The Gold Award is the mark of the truly remarkable – earned by a high school Girl Scout who works to address an issue she’s passionate about, in a way that produces meaningful and lasting change. Whether it’s on a local, national, or global level, Gold Award Girl Scouts provide innovative solutions to significant challenges.
“Gold Award Girl Scouts don’t just change the world for the better, they change it for good – and Cassandra embodies everything this achievement stands for,” said Lisa Jones, chief executive officer, Girl Scouts – North Carolina Coastal Pines. “Cassandra addressed an issue that’s important to her – fine arts – for her Gold Award, and we congratulate her on this momentous accomplishment.”

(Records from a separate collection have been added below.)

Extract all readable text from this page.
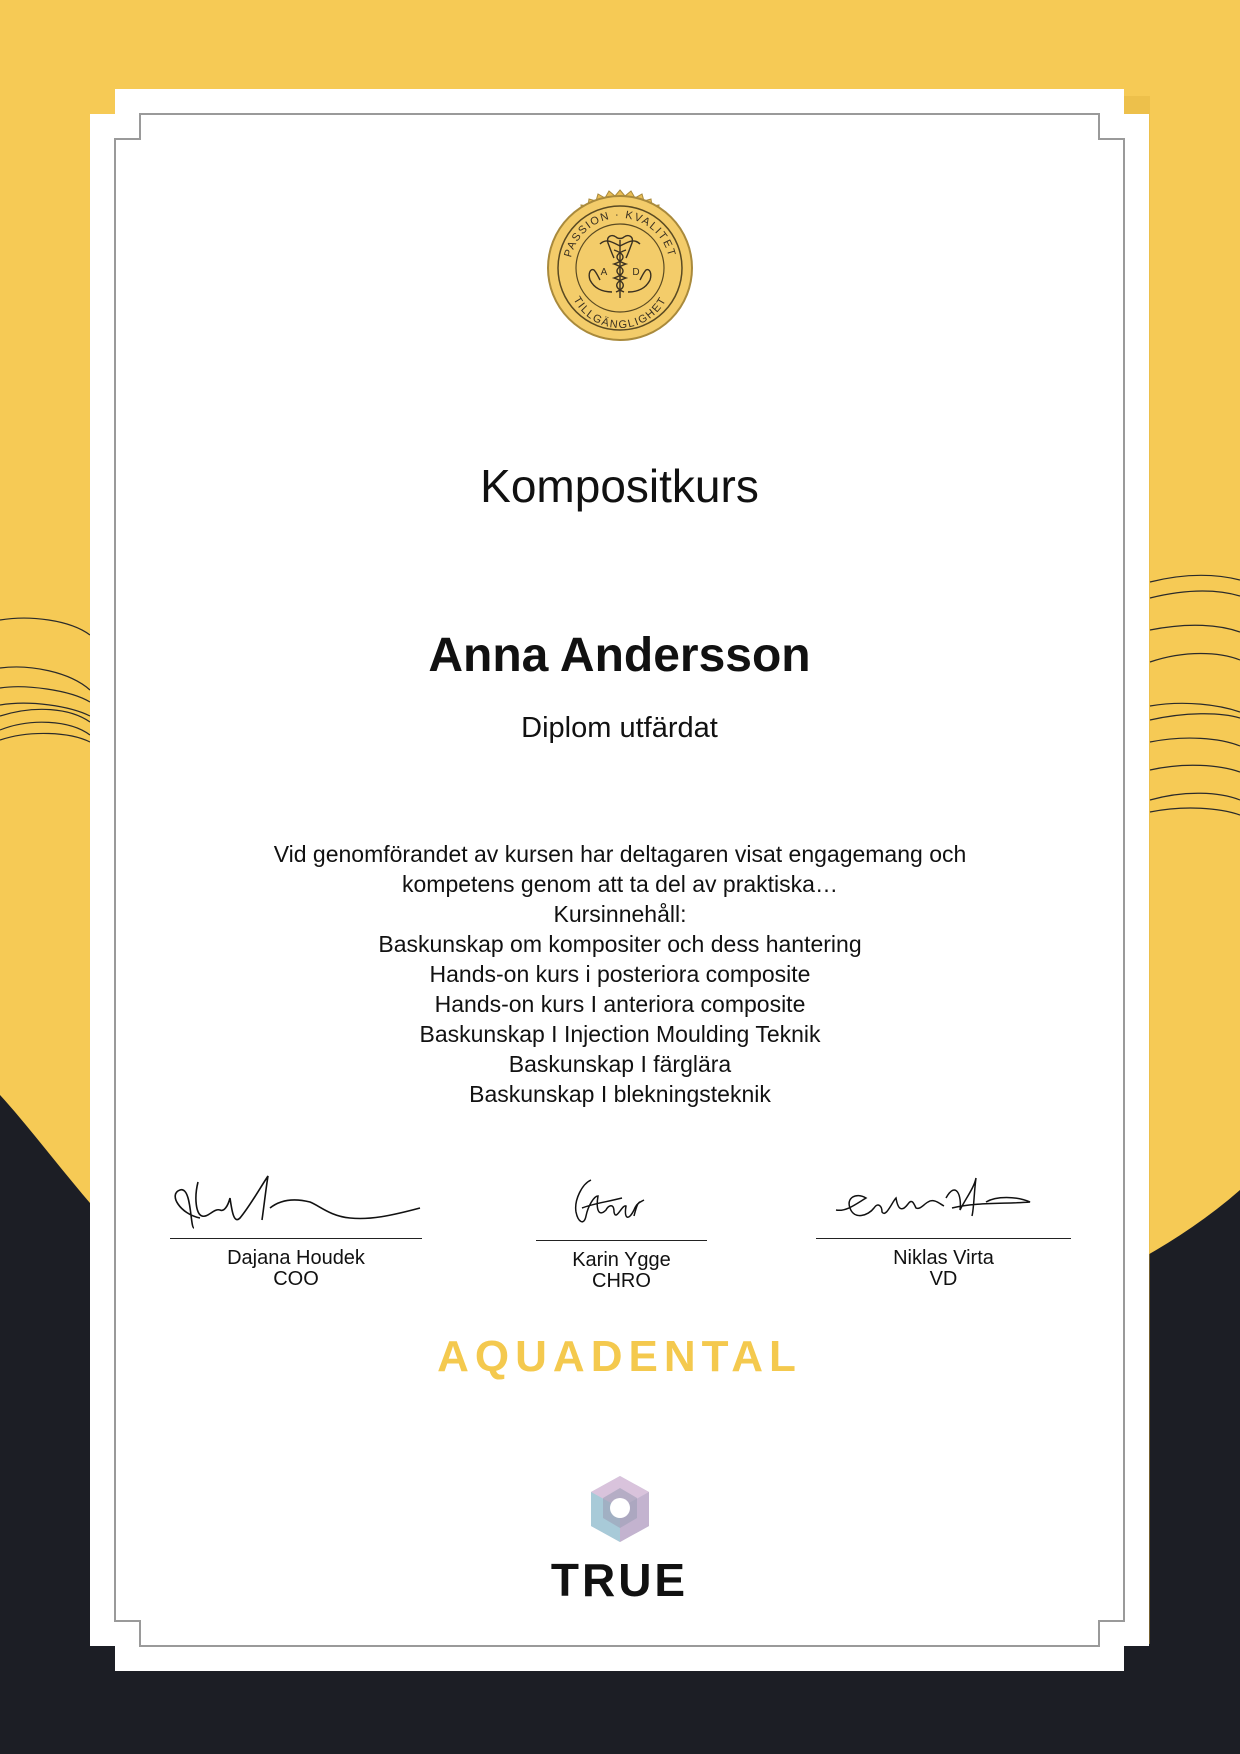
PASSION · KVALITET
TILLGÄNGLIGHET
A	D
Kompositkurs
Anna Andersson
Diplom utfärdat
Vid genomförandet av kursen har deltagaren visat engagemang och
kompetens genom att ta del av praktiska…
Kursinnehåll:
Baskunskap om kompositer och dess hantering
Hands-on kurs i posteriora composite
Hands-on kurs I anteriora composite
Baskunskap I Injection Moulding Teknik
Baskunskap I färglära
Baskunskap I blekningsteknik
Dajana Houdek
COO
Karin Ygge
CHRO
Niklas Virta
VD
AQUADENTAL
TRUE
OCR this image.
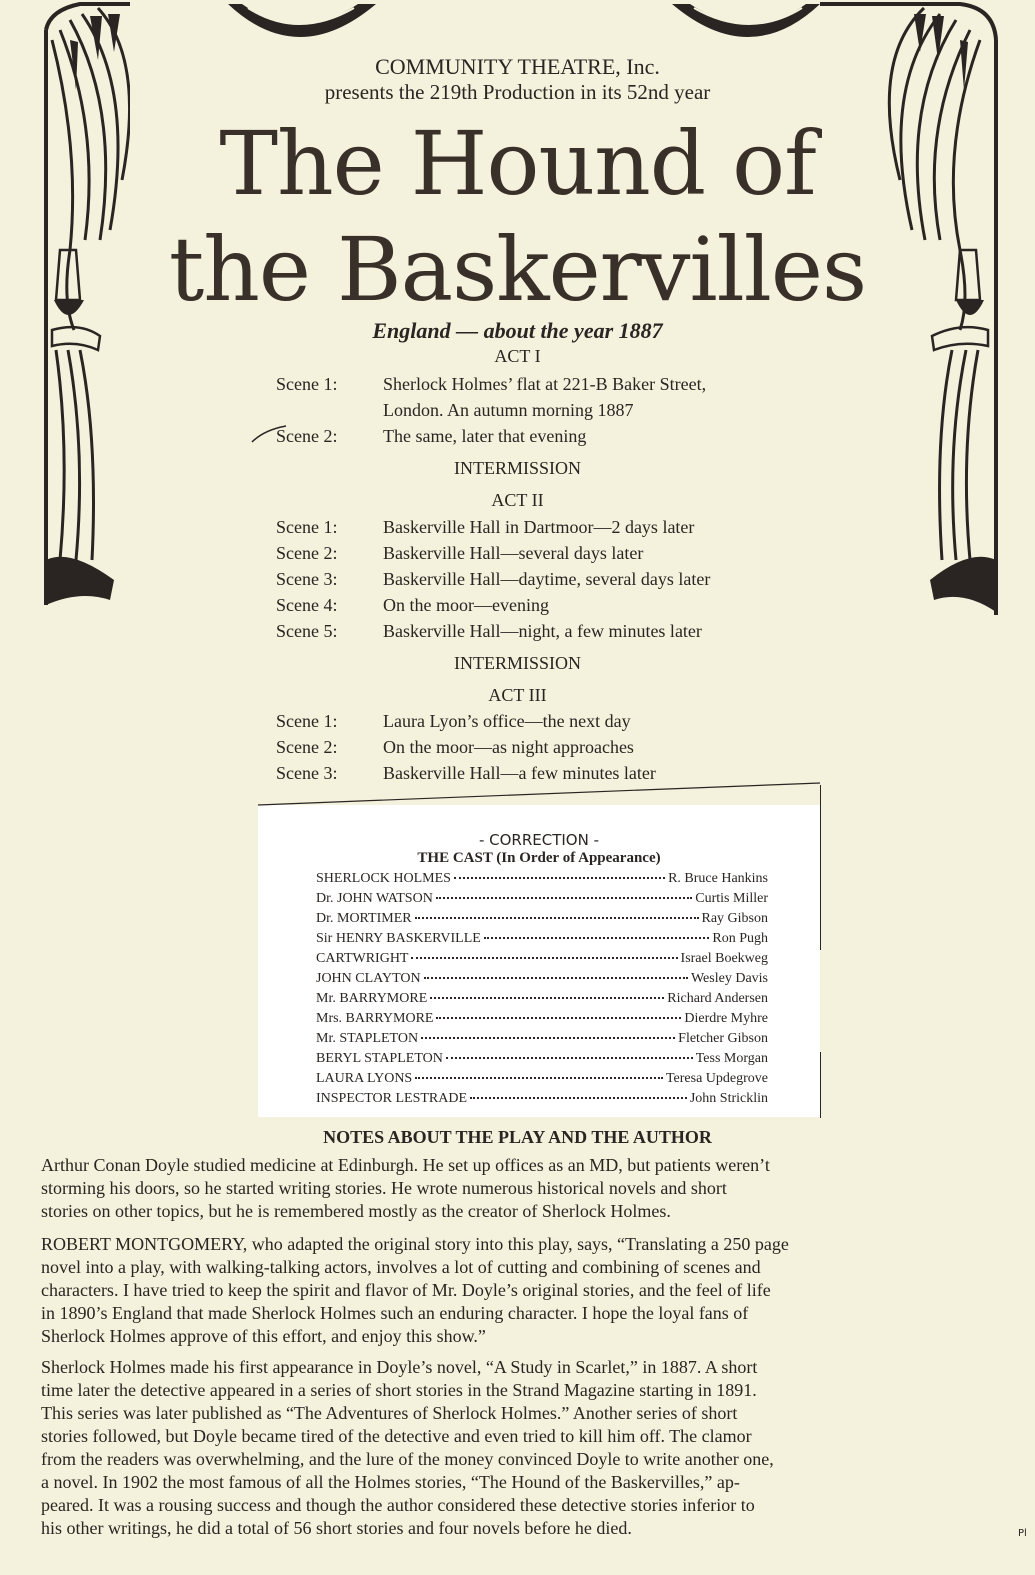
COMMUNITY THEATRE, Inc.
presents the 219th Production in its 52nd year
The Hound of
the Baskervilles
England — about the year 1887
ACT I
Scene 1:	Sherlock Holmes’ flat at 221-B Baker Street,
London. An autumn morning 1887
Scene 2:	The same, later that evening
INTERMISSION
ACT II
Scene 1:	Baskerville Hall in Dartmoor—2 days later
Scene 2:	Baskerville Hall—several days later
Scene 3:	Baskerville Hall—daytime, several days later
Scene 4:	On the moor—evening
Scene 5:	Baskerville Hall—night, a few minutes later
INTERMISSION
ACT III
Scene 1:	Laura Lyon’s office—the next day
Scene 2:	On the moor—as night approaches
Scene 3:	Baskerville Hall—a few minutes later
- CORRECTION -
THE CAST (In Order of Appearance)
SHERLOCK HOLMES	R. Bruce Hankins
Dr. JOHN WATSON	Curtis Miller
Dr. MORTIMER	Ray Gibson
Sir HENRY BASKERVILLE	Ron Pugh
CARTWRIGHT	Israel Boekweg
JOHN CLAYTON	Wesley Davis
Mr. BARRYMORE	Richard Andersen
Mrs. BARRYMORE	Dierdre Myhre
Mr. STAPLETON	Fletcher Gibson
BERYL STAPLETON	Tess Morgan
LAURA LYONS	Teresa Updegrove
INSPECTOR LESTRADE	John Stricklin
NOTES ABOUT THE PLAY AND THE AUTHOR
Arthur Conan Doyle studied medicine at Edinburgh. He set up offices as an MD, but patients weren’t
storming his doors, so he started writing stories. He wrote numerous historical novels and short
stories on other topics, but he is remembered mostly as the creator of Sherlock Holmes.
ROBERT MONTGOMERY, who adapted the original story into this play, says, “Translating a 250 page
novel into a play, with walking-talking actors, involves a lot of cutting and combining of scenes and
characters. I have tried to keep the spirit and flavor of Mr. Doyle’s original stories, and the feel of life
in 1890’s England that made Sherlock Holmes such an enduring character. I hope the loyal fans of
Sherlock Holmes approve of this effort, and enjoy this show.”
Sherlock Holmes made his first appearance in Doyle’s novel, “A Study in Scarlet,” in 1887. A short
time later the detective appeared in a series of short stories in the Strand Magazine starting in 1891.
This series was later published as “The Adventures of Sherlock Holmes.” Another series of short
stories followed, but Doyle became tired of the detective and even tried to kill him off. The clamor
from the readers was overwhelming, and the lure of the money convinced Doyle to write another one,
a novel. In 1902 the most famous of all the Holmes stories, “The Hound of the Baskervilles,” ap-
peared. It was a rousing success and though the author considered these detective stories inferior to
his other writings, he did a total of 56 short stories and four novels before he died.	Pl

Foltz is a senior at John Oakes Academy. She has been in Girl Scouts since 2006, and is in Girl Scout Troop #172, led by Christy Pruitt. In addition to Girl Scouting, Foltz is involved with the Roxboro Little Theater, the Summer Youth Theater at Kirby Cultural Arts Complex, and is a member of the youth group at Helena United Methodist Church.
By earning the Girl Scout Gold Award, she has become a community leader. Her accomplishments reflect leadership and citizenship skills that set her apart. Earning the Girl Scout Gold Award is no easy feat, as a girl must demonstrate significant leadership, planning, networking and organizational skills, as girls spend, on average, one to two years working to complete their projects. Girls must follow the steps of identifying an issue, investigating it thoroughly, getting help and building a team, creating a plan, presenting the plan, gathering feedback, taking action, and educating and inspiring others.
Since the council unification in 2007 through 2018, 698 Girl Scouts have earned their Gold Award, as a result of their efforts to transform an idea and vision for change into an actionable plan with measurable, sustainable and far-reaching impact.